Rhode Island never established a similar system of common schools – not out of ignorance, but rather out of fear. Roger Williams, an educator and religious reformer, and a host of other “heretics” and non-believers realized that the rulers of Massachusetts were trying to use the compulsory education laws to convert the children of Catholics to Puritan Protestantism. Rather than accept this assault on their intellectual and religious freedom, they fled the Massachusetts authorities. The early Rhode Islanders knew centrally controlled schools would empower the political clergy and lead to the imposition of an unacceptable social tyranny.

Today, we face a similar tyranny by a new set of ideologues in our own government. Who shall run this statewide school board which can use the full force of government to mandate values and virtues? John Dewey’s pronouncement that “education is the fundamental method of social progress and reform” may resonate with some, but it is the same dictatorial mindset as the Puritans who persecuted competing religions and non-believers. When your child goes through the doors of a government-run school, he is no longer yours to control or educate according to your wishes. Should you choose a different path for your children, the state can, under the legal doctrine of parens patriae — which literally means the state as parent — take your children from you and forcibly indoctrinate them with ideas that are contrary to your values and beliefs.

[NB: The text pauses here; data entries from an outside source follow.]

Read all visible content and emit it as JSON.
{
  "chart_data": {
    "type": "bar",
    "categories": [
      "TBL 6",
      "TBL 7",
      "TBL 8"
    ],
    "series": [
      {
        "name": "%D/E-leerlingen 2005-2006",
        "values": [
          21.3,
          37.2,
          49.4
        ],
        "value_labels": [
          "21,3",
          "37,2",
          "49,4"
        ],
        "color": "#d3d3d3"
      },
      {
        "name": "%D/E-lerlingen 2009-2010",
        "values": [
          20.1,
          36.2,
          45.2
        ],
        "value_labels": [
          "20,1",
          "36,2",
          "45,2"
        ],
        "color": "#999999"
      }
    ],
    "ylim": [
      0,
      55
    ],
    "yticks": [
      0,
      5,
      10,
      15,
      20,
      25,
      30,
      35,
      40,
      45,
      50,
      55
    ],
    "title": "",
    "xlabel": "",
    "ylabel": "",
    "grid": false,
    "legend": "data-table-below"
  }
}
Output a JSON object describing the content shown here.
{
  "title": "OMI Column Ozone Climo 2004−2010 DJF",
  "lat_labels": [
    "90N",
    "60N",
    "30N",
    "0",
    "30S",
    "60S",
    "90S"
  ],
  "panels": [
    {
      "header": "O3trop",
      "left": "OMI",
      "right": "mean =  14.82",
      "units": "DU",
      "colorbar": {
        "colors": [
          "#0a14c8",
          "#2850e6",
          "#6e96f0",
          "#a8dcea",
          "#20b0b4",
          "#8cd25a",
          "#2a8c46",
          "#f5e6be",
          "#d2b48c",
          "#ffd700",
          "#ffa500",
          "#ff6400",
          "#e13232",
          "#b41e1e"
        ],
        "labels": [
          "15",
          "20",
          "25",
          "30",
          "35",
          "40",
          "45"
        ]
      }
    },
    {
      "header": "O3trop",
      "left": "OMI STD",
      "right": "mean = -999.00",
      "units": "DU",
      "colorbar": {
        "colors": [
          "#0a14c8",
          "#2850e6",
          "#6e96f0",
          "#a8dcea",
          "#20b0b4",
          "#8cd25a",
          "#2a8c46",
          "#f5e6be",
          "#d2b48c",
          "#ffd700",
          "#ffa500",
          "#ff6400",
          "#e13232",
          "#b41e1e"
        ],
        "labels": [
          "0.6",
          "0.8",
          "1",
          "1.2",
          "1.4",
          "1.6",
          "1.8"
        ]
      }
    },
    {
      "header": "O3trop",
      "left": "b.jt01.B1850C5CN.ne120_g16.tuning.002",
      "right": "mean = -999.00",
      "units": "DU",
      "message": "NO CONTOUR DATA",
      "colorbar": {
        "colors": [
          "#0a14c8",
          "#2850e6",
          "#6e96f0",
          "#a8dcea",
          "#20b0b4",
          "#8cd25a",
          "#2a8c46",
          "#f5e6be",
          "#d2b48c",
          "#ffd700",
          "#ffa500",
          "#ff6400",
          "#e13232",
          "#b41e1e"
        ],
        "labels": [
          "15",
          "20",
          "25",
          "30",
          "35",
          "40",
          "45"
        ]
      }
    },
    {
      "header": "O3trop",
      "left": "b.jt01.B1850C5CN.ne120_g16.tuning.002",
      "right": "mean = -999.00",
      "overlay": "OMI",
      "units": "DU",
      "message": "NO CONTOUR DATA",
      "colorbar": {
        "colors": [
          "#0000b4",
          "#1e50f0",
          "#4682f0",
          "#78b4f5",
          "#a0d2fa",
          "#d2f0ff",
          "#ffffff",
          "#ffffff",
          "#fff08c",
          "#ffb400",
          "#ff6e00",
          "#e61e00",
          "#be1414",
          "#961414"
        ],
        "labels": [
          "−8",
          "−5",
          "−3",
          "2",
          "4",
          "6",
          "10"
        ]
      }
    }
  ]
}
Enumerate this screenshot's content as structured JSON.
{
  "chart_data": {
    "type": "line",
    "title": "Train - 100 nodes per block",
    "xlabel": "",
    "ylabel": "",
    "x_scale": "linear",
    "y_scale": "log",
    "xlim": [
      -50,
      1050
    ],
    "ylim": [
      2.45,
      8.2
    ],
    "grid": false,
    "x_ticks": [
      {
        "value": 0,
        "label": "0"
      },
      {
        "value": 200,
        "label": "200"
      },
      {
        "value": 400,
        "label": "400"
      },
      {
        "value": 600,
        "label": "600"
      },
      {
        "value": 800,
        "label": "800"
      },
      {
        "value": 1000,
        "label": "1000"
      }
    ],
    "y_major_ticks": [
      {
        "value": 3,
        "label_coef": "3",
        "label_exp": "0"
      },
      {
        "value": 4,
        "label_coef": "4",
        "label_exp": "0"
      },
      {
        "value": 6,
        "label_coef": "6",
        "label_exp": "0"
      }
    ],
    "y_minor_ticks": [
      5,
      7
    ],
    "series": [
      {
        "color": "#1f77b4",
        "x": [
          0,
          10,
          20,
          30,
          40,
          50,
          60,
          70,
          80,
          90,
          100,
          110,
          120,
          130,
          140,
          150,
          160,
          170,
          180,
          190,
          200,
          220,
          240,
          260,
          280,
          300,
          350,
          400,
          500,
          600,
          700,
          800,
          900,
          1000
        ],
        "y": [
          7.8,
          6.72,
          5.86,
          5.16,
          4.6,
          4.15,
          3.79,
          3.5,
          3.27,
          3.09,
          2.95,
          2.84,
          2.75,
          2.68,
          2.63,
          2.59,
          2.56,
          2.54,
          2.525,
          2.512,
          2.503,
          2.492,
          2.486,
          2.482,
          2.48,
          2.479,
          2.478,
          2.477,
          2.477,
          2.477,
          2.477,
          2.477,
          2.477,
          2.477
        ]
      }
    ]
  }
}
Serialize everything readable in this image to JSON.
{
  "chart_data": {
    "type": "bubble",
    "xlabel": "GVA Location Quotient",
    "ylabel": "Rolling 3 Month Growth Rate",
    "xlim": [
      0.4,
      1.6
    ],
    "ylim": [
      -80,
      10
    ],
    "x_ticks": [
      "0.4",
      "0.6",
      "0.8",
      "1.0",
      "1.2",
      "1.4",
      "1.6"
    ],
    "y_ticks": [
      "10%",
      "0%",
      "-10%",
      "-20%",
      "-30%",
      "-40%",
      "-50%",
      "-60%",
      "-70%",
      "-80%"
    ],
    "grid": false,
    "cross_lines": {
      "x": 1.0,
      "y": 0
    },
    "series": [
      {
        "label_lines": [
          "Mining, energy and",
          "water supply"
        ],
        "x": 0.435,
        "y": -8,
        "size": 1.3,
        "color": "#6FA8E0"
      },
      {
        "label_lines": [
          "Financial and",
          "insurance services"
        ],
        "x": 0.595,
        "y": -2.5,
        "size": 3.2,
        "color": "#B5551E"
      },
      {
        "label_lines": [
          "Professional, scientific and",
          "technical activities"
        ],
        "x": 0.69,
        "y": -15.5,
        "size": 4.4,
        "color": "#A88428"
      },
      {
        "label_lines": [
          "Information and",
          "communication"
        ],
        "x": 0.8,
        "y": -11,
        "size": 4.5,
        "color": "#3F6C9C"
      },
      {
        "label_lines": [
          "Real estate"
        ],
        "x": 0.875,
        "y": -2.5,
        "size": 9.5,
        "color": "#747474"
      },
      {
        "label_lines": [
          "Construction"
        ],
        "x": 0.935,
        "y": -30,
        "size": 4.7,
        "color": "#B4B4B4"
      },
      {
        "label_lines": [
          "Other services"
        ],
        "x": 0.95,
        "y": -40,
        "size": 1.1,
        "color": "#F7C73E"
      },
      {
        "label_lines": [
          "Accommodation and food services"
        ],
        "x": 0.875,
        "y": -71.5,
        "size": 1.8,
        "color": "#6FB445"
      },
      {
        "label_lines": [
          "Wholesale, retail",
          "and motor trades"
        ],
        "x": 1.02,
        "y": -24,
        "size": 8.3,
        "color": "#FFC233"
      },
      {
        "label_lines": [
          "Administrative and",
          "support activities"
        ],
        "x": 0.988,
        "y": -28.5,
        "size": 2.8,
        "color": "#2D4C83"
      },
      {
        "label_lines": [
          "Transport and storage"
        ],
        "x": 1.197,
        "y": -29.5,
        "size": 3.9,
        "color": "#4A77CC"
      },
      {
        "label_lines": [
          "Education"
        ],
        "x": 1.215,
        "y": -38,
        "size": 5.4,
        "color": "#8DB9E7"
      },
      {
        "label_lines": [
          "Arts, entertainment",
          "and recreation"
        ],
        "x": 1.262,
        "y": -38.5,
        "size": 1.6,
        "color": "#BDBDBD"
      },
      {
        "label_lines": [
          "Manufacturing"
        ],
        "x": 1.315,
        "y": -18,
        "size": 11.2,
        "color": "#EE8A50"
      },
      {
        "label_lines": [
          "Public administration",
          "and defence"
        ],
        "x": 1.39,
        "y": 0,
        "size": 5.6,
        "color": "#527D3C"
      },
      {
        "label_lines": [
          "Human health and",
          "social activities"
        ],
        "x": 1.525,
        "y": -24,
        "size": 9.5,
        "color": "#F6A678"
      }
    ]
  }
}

Exercise and defend your right to choose. We must reclaim our legacy of intellectual and religious freedom and push the government out of the school business instead of following the collectivist path of “long-term planning,” “long-term investment,” “community input” and reallocating other people’s resources. Any scheme of education reform that includes compulsory education at a government-run school will fail because bureaucrats always treat your child’s mind as theirs to mold as they see fit. Your children, especially the brightest and most independent thinkers among them, will be treated as expendable.

On the other hand, parents who make individual educational choices for their children — through private and home schools — can and will provide their children with the best education they can afford, following a curriculum that reflects their own personal values and beliefs.

The traditional arguments against private schools focus on the inability of some parents to pay for private schools. But this is only valid in a high tax, anti-individualist culture. As free people, we can support other parents with the costs of private education in numerous charitable ways. To that end, we need to foster a small government, low-tax culture that respects individual rights and allows people to keep more of the money they make.

 

Scott Lloyd, a graduate of the University of California at Berkeley, is a Brown staff member and resident of Rhode Island who sends his son to private school. He reads The Herald daily and believes Brown students can still be saved.